By HaRav Mordechai Greenberg
Rosh HaYeshiva, Kerem B'Yavneh
“Whoever closes his eyes to charity is called wicked... ‘Beware, lest your heart will be considered wicked...’ [Devarim 15:9]. The Holy One, Blessed be He, is close to the cries of the poor people, as is written, ‘You hear the cries of the poor’ [from the Shacharit prayer on Shabbat]. Therefore one must take care with their cries, since they are protected by an explicit covenant, as is written, ‘And it will be, when he cries out to Me, I will listen, because I am merciful’ [Shemot 22:26].” [Hilchot Matanot Aniyim 10:3].
The Talmud in Berachot teaches us that when Moshe asked, “Please show me your glory” [Shemot 33:18], the Holy One, Blessed be He, refused. He said, “When I wanted to, you did not. Now that you want it, I do not.” Rashi explains that when the Holy One, Blessed be He, called out to Moshe from the Burning Bush, Moshe did not want to look, as is written, “And Moshe hid his face, for he was afraid to look at G-d” [Shemot 3:6]. But this is not easy to understand. Moshe hid his face out of fear, why should he be criticized for doing this?
The Talmud tells us that Rav Yehuda sat in front of his teacher Shmuel when a woman came to cry about some evil that was done to her, and that Shmuel did not respond (Shabbat 55a). Rav Yehuda asked why Shmuel did not take into account the verse, “One who closes his ears to the cry of the poor will also cry out and will not be answered” [Mishlei 21:13]. And Shmuel replied that Mar Ukvah, the head of the court, would look into the matter.
This story is continued in another place in the Talmud. We are told that Rav Yosef became ill and was revived. He told about mystical visions that he saw in the heavens: “Things are topsy-turvy – Those who should be high are down below, those who should be low are high.” [Bava Batra 10b]. The Tosafot write, “Rabbi Chananel explains, based on the words of the Geonim, who were taught this passed down from one rabbi to another: a topsy-turvy world means that he saw Shmuel sitting before his student Rav Yehuda, who had complained to Shmuel about the poor woman who appeared before him, but he ignored her.” We should learn from this that even if a person is not able to provide any help he must still listen to people who are suffering.

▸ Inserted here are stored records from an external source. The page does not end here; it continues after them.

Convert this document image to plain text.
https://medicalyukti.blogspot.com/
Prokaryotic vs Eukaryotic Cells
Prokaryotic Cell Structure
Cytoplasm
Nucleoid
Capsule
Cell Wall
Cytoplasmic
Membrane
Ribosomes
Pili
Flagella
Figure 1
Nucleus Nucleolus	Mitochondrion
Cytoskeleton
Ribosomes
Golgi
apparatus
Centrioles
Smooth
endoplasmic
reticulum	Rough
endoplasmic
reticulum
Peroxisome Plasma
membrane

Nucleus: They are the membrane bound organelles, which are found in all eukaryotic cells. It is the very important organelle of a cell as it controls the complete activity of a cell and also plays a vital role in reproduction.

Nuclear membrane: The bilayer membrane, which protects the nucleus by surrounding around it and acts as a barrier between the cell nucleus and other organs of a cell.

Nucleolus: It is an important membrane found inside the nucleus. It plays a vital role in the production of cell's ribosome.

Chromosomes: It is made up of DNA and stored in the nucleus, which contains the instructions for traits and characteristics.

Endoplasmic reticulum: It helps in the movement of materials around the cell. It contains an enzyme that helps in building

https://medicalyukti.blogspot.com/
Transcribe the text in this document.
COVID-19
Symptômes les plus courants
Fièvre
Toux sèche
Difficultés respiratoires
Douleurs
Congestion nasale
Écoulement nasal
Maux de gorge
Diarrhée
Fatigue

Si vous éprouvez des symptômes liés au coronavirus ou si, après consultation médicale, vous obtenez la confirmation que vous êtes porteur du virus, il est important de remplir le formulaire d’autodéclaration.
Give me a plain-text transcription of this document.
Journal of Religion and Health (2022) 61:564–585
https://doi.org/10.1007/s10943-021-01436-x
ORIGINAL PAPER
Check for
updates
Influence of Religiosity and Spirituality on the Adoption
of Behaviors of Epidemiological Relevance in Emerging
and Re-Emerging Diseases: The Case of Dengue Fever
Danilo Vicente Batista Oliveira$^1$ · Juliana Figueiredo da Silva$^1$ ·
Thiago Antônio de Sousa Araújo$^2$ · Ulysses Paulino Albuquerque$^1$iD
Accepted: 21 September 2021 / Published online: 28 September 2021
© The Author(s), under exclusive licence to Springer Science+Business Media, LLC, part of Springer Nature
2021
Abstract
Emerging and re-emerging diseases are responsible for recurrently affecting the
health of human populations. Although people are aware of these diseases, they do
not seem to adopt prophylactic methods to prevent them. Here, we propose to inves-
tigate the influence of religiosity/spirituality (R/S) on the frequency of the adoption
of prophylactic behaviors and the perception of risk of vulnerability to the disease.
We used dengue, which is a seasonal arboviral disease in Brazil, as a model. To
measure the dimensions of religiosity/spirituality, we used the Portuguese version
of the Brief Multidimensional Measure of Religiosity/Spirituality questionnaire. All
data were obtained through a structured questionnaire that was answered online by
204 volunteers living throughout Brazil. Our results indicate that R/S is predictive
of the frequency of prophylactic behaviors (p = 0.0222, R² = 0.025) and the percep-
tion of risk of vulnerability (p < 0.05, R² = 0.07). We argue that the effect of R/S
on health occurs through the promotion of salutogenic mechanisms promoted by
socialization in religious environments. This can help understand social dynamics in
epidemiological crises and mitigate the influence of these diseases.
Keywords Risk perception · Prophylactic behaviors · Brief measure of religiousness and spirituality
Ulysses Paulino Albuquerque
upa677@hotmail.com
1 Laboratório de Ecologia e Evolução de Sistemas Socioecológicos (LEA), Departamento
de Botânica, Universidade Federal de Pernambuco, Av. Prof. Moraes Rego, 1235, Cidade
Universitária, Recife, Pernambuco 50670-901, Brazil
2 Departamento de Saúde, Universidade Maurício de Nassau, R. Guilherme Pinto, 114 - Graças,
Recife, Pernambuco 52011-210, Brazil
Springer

This is similar to the way the Kli Yakar explains why Moshe was scolded for hiding his face. “He called out his name twice, ‘Moshe, Moshe,’ because the Holy One, Blessed be He, felt the exile of Yisrael as a heavy burden – as it were – and He therefore called out to Moshe twice. He wanted Moshe to hurry and to lighten His burden, as is written, ‘I join him in his trouble’ [Tehillim 81:15].” The complaint of the Holy One, Blessed be He, was that even though Moshe could not directly provide help, when he saw that the Holy One, Blessed be He was carrying a heavy burden he should at least show that he sympathized. But instead Moshe did not want to look.
Based on this, the sages taught us that we have an obligation to participate in the problems of the community. They wrote, “When Yisrael are suffering and one person separates himself from them, the two angels who accompany every person put their hands on his head, and they say, ‘This man, who separated himself from the community, will not have the merit of seeing their salvation.’” [Taanit 11a].
Rabbi Shimon Shkop wrote in the introduction to his book, “Shaarei Yosher” - “The foundation and the root of the goal of our lives is for all of our labors to be dedicated to the good of the general public.”